RALEIGH, N.C. — Governor Roy Cooper of North Carolina, a Democrat, signed into law Monday a bill mandating age verification on adult websites, ignoring the arguments and warnings of free speech advocates.
The new requirement will go into effect Jan. 1, 2024.
One in a slew of copycat bills introduced by religious conservative Republicans in several U.S. states, North Carolina’s House Bill 8 passed with bipartisan support last month, after State Sen. Amy Galey (R-Alamance) inserted the anti-porn language into a previously unrelated measure about high school computer science classes.
As XBIZ reported, Galey justified her amendment by saying the measure was needed “to protect our children,” citing the seven other states that have passed similar laws and noting with satisfaction that overall traffic to adult websites in Louisiana dropped 80% after that state’s age verification law passed.
Last week, Free Speech Coalition (FSC) sent a letter to Gov. Cooper, asking him to veto House Bill 8. FSC Executive Director Alison Boden told Cooper, “This age-verification law is flawed and deeply unconstitutional, and will face many of the same legal challenges as laws in states like Texas and Louisiana have faced.”
After the bill passed the legislature, a rep for North Carolina’s leading religious conservative group, NC Values, stated to the local press that the alleged age verification amendment is in fact an “anti-pornography provision.”
Democrats Keep Ignoring Free Speech Advocates
Gov.
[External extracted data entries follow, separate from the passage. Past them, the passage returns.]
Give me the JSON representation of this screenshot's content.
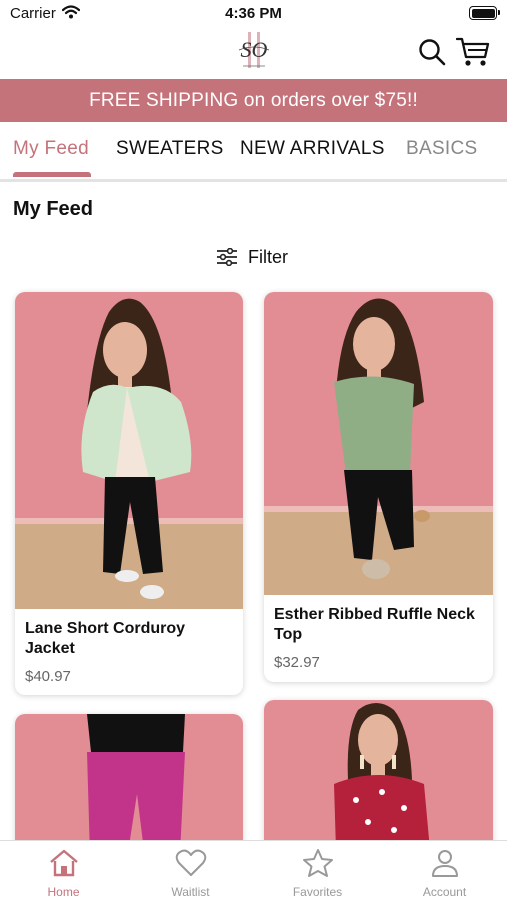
{
  "status_bar": {
    "carrier": "Carrier",
    "time": "4:36 PM"
  },
  "header": {
    "logo_icon": "boutique-logo",
    "search_icon": "search-icon",
    "cart_icon": "cart-icon"
  },
  "promo": {
    "text": "FREE SHIPPING on orders over $75!!"
  },
  "tabs": [
    {
      "label": "My Feed",
      "active": true
    },
    {
      "label": "SWEATERS"
    },
    {
      "label": "NEW ARRIVALS"
    },
    {
      "label": "BASICS"
    }
  ],
  "feed": {
    "title": "My Feed",
    "filter_label": "Filter",
    "products": [
      {
        "name": "Lane Short Corduroy Jacket",
        "price": "$40.97"
      },
      {
        "name": "Esther Ribbed Ruffle Neck Top",
        "price": "$32.97"
      },
      {
        "name": "",
        "price": ""
      },
      {
        "name": "",
        "price": ""
      }
    ]
  },
  "tabbar": [
    {
      "label": "Home",
      "icon": "home-icon",
      "active": true
    },
    {
      "label": "Waitlist",
      "icon": "heart-icon"
    },
    {
      "label": "Favorites",
      "icon": "star-icon"
    },
    {
      "label": "Account",
      "icon": "account-icon"
    }
  ],
  "colors": {
    "accent": "#c5737b",
    "photo_background": "#e28c94",
    "floor": "#cfab87"
  }
}
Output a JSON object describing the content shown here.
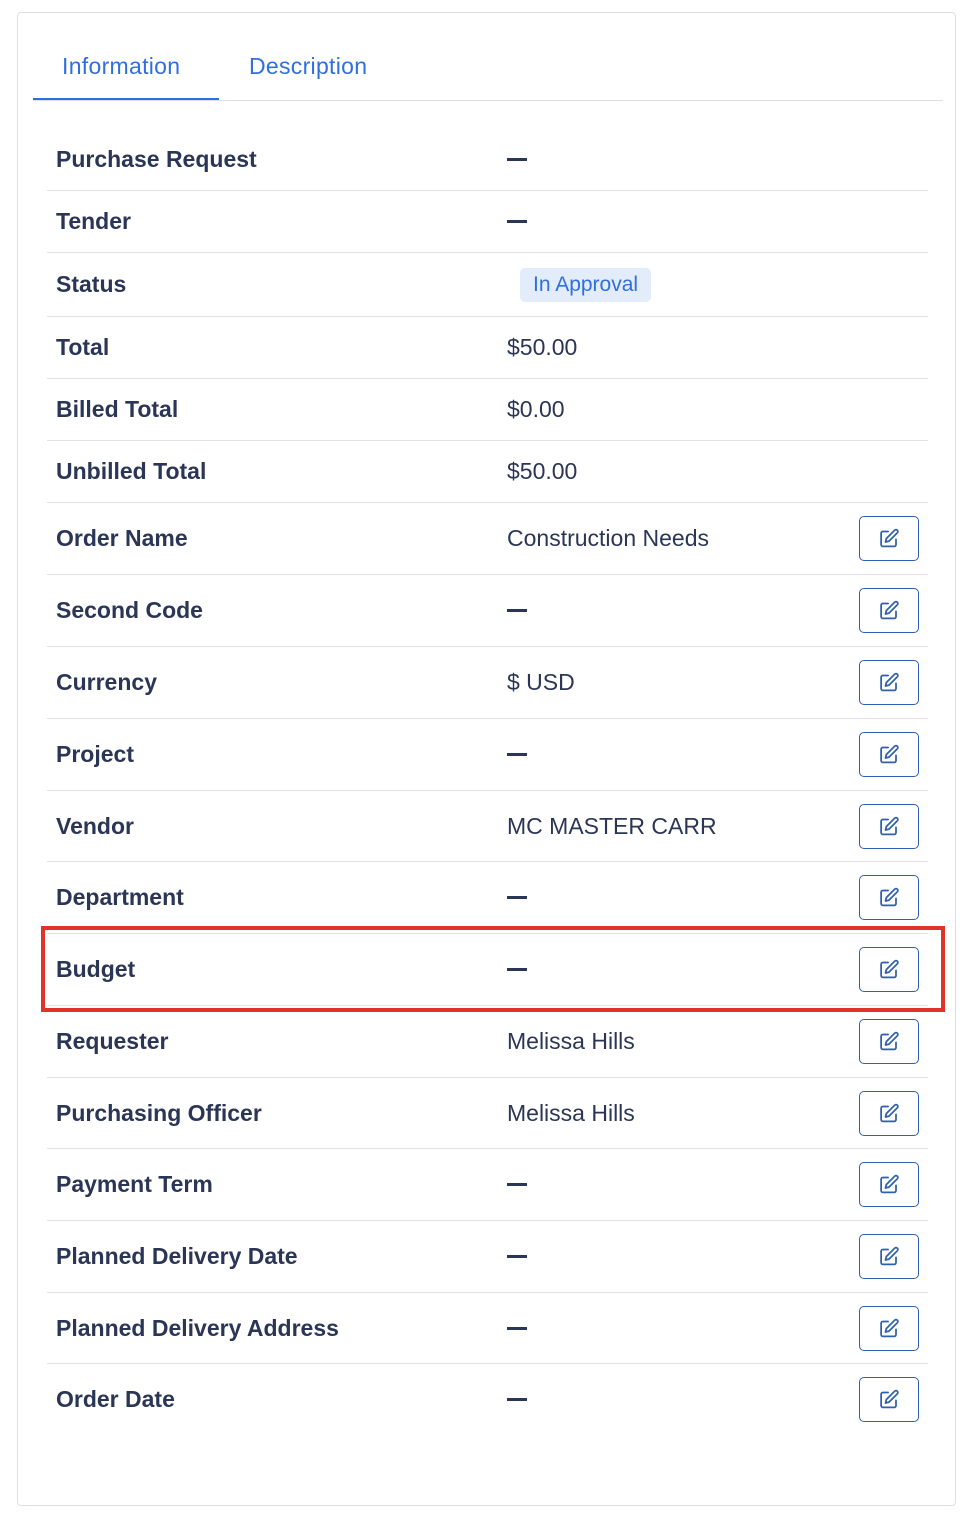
{
  "tabs": [
    {
      "label": "Information",
      "active": true
    },
    {
      "label": "Description",
      "active": false
    }
  ],
  "fields": [
    {
      "label": "Purchase Request",
      "value": "",
      "editable": false
    },
    {
      "label": "Tender",
      "value": "",
      "editable": false
    },
    {
      "label": "Status",
      "value": "In Approval",
      "badge": true,
      "editable": false
    },
    {
      "label": "Total",
      "value": "$50.00",
      "editable": false
    },
    {
      "label": "Billed Total",
      "value": "$0.00",
      "editable": false
    },
    {
      "label": "Unbilled Total",
      "value": "$50.00",
      "editable": false
    },
    {
      "label": "Order Name",
      "value": "Construction Needs",
      "editable": true
    },
    {
      "label": "Second Code",
      "value": "",
      "editable": true
    },
    {
      "label": "Currency",
      "value": "$ USD",
      "editable": true
    },
    {
      "label": "Project",
      "value": "",
      "editable": true
    },
    {
      "label": "Vendor",
      "value": "MC MASTER CARR",
      "editable": true
    },
    {
      "label": "Department",
      "value": "",
      "editable": true
    },
    {
      "label": "Budget",
      "value": "",
      "editable": true,
      "highlighted": true
    },
    {
      "label": "Requester",
      "value": "Melissa Hills",
      "editable": true
    },
    {
      "label": "Purchasing Officer",
      "value": "Melissa Hills",
      "editable": true
    },
    {
      "label": "Payment Term",
      "value": "",
      "editable": true
    },
    {
      "label": "Planned Delivery Date",
      "value": "",
      "editable": true
    },
    {
      "label": "Planned Delivery Address",
      "value": "",
      "editable": true
    },
    {
      "label": "Order Date",
      "value": "",
      "editable": true
    }
  ],
  "colors": {
    "accent": "#2f6fde",
    "text": "#2b3656",
    "badge_bg": "#e3ecfb",
    "highlight": "#e2332a"
  },
  "icons": {
    "edit": "edit-icon"
  }
}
Cooper and the North Carolina Democrats who voted for the Republican-led initiative are among a growing group of fellow party members supporting these right-wing proposals across the country for various reasons.
In August, Democratic state representative — and SWERF — Lois Reckitt teamed up with Maine’s Christian Civic League to propose a similar age verification bill, which conservative leaders have been openly promoting in an effort to reinstitute obscenity prosecutions of adult content at the federal level.
The bills are being touted by Republicans as bipartisan wins around the country, with some Democrats revealing the reasons behind these alliances of convenience. Virginia’s age verification bill was signed into law by Gov. Glenn Youngkin in May and went into effect July 1, the same day that a similar bill took effect in Mississippi. The Virginia bill received bipartisan support, although it was later revealed by Democratic State Sen. Scott A. Surovell that he had engineered a vote-trading scheme with the bill’s Republican author over an unrelated bill.
Texas’ extremely controversial version of the age verification law, which includes an outlandish, unconstitutional mandate to post anti-porn propaganda as “health warnings” on adult websites, was also passed with the support of the state’s Democratic lawmakers.
XBIZ contacted state, House and Senate offices of the Texas Democratic Party at the time to ask about Democratic support for the Texas law, but all declined to respond.